Submitted batch job 20017
$ squeue
JOBID PARTITION NAME USER ST TIME NODES
NODELIST(REASON)
20017 lowprio wrap alex R 0:05 2
compute[1-2]
$ sbatch -p medprio --exclusive -N2 --wrap "sleep 99999"
Submitted batch job 20018
$ squeue
JOBID PARTITION NAME USER ST TIME NODES
NODELIST(REASON)
20018 medprio wrap alex R 0:02 2
compute[1-2]
slurmctld: preempted job 20017 has been killed to reclaim resources for job
20018
$ sbatch -p hiprio --exclusive -N2 --wrap "sleep 99999"
Submitted batch job 20019
$ squeue
JOBID PARTITION NAME USER ST TIME NODES
NODELIST(REASON)
20018 medprio wrap alex CG 0:00 1 compute1
20019 hiprio wrap alex PD 0:00 2 (Resources)
$ squeue
JOBID PARTITION NAME USER ST TIME NODES
NODELIST(REASON)
20018 medprio wrap alex PD 0:00 2 (BeginTime)

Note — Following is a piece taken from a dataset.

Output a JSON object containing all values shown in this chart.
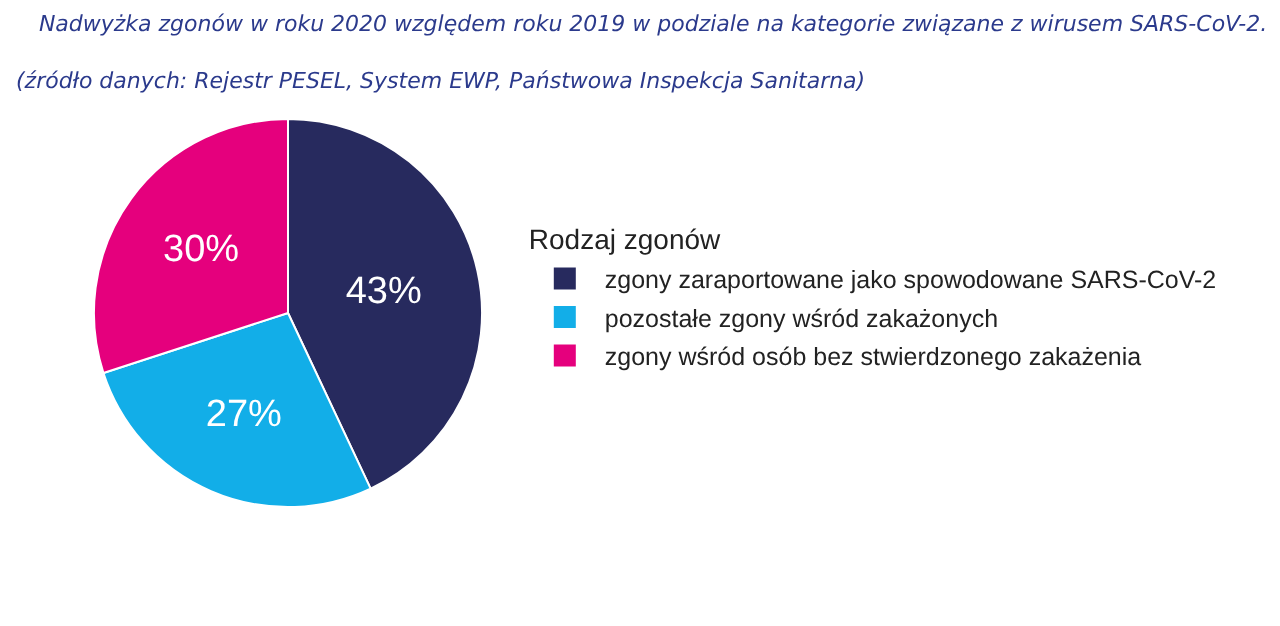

20019 hiprio wrap alex R 0:01 2
compute[1-2]
slurmctld: preempted job 20018 has been requeued to reclaim resources for job
20019
Could you please configure your slurm.conf to something similar to what I have
but with the 'test' and 'hiprio' partitions, and then restart slurm?
If it's still not working, could you attach the newly changed slurm.conf and
slurmctld.log files?
Thanks.